Усмехнувшись, он вспомнил, с каким энтузиазмом принялся за дело почти две недели назад. Он был похож на бегущего по следу пса. Глаза горели, тело не знало усталости, а душа пылала желанием найти виновного. Первым делом Кеан заявился в этот злосчастный палаццо. Он бывал здесь и раньше в качестве одного из учеников Симино и претендентов на титул мастера. Главный зал подавлял своими размерами. Покрытый золотыми бликами множества лампад, он напоминал ясное звездное небо. Массивные колонны, подпирающие купол, переходили в мощные опоры, с которых свисали чадящие курильницы. Воздух был плотен от запаха дорогих благовоний, стояла страшная духота, несмотря на свежий ветер с побережья, гуляющий по залу. Кеан лежал на полу, изнывая в раскаленной кирасе, словно свежеотваренный лобстер. Краем глаза он видел многоступенчатый трон и фигуру Его Благодати, застывшую, словно эбеновое изваяние. Его вид показался Кеану кощунственно обыкновенным. Просто хрупкий человек, с ног до головы замотанный в черный балахон. «Как же ему, наверное, жарко», — мелькнуло в голове молодого протектора. После этого он несколько дней изгонял из себя эти крамольные мысли в холодной исповедальной камере, читая Закон Благодати и каясь в слабости собственной веры.

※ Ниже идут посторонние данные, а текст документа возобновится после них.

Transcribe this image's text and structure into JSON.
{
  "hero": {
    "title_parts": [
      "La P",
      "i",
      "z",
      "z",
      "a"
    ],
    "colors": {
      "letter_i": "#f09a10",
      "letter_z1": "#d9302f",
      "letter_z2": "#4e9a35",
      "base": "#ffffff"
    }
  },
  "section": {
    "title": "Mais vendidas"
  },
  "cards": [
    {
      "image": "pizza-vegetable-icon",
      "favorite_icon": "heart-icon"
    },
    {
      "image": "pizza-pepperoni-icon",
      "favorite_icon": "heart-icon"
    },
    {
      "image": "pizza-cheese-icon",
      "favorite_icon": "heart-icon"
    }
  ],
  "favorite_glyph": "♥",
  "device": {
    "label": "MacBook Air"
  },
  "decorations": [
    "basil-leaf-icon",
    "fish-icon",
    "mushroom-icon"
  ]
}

В этот раз все неуловимым образом изменилось. Те же палаццо и зал, та же густая сладкая духота, только трон осиротел, и Кеан больше не стелился по полу, словно ручная собачонка. Он въехал в главные ворота с горделивою осанкой рыцаря, бросил поводья слугам и прогремел:

— Протектор Кеан Иллиола, прибыл по делам расследования.

Суета придворных, их заискивающие взгляды и льстивые любезности с непривычки ласкали слух, но очень скоро первый дурман развеялся, и рыцарь осознал, что это дело ему так просто не раскрыть. Все-таки он по большей части выслеживал, преследовал и карал, а там, где приходилось применять мозговой штурм, пасовал.

Для начала Кеан опросил всех свидетелей события, от первого вельможи до последнего чашника. Это заняло несколько душных дней. Перепуганные гости, запертые в благочестивой роскоши эдиктом Протектората, охотно шли на контакт и говорили все подряд, в этом потоке сознания сложно было вычленить важные детали. Одним из самых поразительных людей, которых ему пришлось допросить, был сам Линшех Обрадан, посол Священной Империи, или как там себя называют эти странные рубийцы. Осанистый старик проявил недюжинную выдержку, несмотря на постоянную необходимость пить какие-то снадобья, отвечал коротко и по существу и был спокоен, словно глыба мрамора, чего нельзя было сказать об отце Симино. Каждый вечер он вызывал Кеана в свой кабинет и допрашивал о ходе расследования, проявляя признаки нетерпения.

— Рубийцы — наши союзники, — ворчал мастер. — Полудохлые, но все еще опасные. На наше счастье, посол сдерживает своих людей, но дряхлое сердце может не выдержать жары и — Бум! — старик сделал театральный жест, — наши улицы наводнят озверелые имперцы, корабли в Жемчужной бухте откроют огонь по дворцу, и ушлые вельможи во главе с его ручным адмиралом устроят нам сладкую жизнь…

Ситуацию усложнял тот факт, что сын посла отсутствовал в замке на момент убийства. Глупое нарушение этикета или предосторожность человека, знавшего о готовящемся покушении? Да, между Ильфесой и Империей был мир, но Рубия могла и выиграть от этого дисбаланса. Например, воспользовавшись нестабильной ситуацией, нажиться на морской торговле, а может и сделала бы попытку отвоевать Нерсо у авольдастов, чтобы стать ведущей державой моря Упокоя. Может быть, кто-то захотел избавиться от старого посла? Может даже его пропавший сын? Младший Обрадан испарился, словно призрак, и это плохо. У Протектората был неплохой шанс держать Империю в узде, оставив обоих представителей венценосной семьи в заложниках. Сейчас же время играло против Кеана.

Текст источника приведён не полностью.